You can manage Access Keys from the **Access Keys** page within a project.

## Creating an Access Key

Generating a key is a guided, multi-step flow:

1. **Key Info** — name the key, optionally describe what it's for, choose the **Environment** it belongs to, and optionally set an expiry date.
2. **AI Agent Access** — scope the key to **all** agents (including agents created later) or to a **specific** set of agents.
3. **Prompt Access** — scope the key to **all** prompts or to a **specific** set of prompts.
4. **Review & Generate** — confirm your selections and generate the key.

<Warning>
  The key value is shown only once, immediately after generation. Copy and store it securely — Gegentic cannot show you the full value again.
</Warning>

## Editing an Access Key

You can update a key's name, description, and expiry date, and change its AI Agent and Prompt scope after creation. The **Environment** a key is issued for cannot be changed — generate a new key if you need to move to a different environment.
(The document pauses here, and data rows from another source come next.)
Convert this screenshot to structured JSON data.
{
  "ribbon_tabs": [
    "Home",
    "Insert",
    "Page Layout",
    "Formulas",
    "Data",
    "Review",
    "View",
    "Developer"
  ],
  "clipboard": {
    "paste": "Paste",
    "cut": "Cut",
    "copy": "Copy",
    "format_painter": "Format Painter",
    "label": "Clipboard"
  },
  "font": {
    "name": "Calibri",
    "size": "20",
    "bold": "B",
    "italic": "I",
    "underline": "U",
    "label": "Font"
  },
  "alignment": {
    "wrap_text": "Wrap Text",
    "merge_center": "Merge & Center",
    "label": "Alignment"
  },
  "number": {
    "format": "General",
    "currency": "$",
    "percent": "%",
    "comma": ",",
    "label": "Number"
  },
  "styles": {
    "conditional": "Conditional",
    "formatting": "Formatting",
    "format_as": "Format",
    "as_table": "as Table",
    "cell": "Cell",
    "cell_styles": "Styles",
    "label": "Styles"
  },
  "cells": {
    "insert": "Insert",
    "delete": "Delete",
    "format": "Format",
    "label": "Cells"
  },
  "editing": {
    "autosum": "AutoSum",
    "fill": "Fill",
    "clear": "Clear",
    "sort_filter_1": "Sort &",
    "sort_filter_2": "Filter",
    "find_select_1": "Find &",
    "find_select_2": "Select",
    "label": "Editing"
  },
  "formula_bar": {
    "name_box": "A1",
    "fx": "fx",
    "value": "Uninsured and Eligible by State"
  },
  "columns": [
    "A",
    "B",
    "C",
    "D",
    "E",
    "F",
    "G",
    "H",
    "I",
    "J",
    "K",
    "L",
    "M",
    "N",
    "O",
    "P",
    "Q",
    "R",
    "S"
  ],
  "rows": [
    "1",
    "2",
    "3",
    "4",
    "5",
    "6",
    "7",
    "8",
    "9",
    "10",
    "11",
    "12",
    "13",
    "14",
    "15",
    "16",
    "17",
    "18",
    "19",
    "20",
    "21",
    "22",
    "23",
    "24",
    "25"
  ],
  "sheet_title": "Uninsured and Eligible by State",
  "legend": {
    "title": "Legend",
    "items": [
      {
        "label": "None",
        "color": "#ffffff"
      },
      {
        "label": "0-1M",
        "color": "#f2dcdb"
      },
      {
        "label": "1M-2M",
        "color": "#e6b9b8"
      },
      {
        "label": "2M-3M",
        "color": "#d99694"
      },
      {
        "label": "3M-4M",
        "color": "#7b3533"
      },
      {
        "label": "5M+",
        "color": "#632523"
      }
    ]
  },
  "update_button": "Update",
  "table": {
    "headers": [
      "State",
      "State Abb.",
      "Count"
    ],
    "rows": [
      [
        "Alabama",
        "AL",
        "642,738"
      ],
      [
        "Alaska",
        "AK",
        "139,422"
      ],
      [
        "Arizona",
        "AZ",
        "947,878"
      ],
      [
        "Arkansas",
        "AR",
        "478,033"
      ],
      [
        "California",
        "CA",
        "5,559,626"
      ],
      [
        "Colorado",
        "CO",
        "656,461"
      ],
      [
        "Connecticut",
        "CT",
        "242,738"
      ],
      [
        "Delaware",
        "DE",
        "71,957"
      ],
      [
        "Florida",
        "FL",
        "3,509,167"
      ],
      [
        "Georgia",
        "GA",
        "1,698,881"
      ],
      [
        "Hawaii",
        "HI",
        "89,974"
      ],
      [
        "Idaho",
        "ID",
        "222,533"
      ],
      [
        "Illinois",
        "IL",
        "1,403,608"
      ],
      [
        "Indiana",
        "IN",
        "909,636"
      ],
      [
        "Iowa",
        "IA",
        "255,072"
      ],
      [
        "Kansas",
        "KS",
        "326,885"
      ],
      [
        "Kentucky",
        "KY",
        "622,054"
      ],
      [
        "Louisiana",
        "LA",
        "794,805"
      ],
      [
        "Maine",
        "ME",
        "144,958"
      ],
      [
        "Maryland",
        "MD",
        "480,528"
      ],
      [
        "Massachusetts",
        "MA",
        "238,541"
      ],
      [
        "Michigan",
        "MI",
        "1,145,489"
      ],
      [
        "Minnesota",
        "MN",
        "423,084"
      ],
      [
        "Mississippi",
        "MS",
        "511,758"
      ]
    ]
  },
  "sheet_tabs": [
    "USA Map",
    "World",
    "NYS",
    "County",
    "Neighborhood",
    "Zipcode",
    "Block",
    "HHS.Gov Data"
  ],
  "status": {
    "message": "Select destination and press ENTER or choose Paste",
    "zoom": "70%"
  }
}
## Why scope by Agent and Prompt instead of provider?

Tying a key directly to a provider credential means every key rotation, model swap, or provider change requires updating client applications. Scoping keys to **AI Agents** and **Prompts** instead means:

* Swapping an agent's underlying provider or model has no effect on which keys can call it
* A single key can be issued to a client app that should only ever reach a defined subset of agents and prompts
* Revoking or expiring a key immediately cuts off only the scoped agents/prompts, without affecting other integrations

## Revoking a key

Keys can be marked inactive or revoked at any time from the Access Keys page. Revoked keys are kept for audit purposes but will no longer authenticate requests.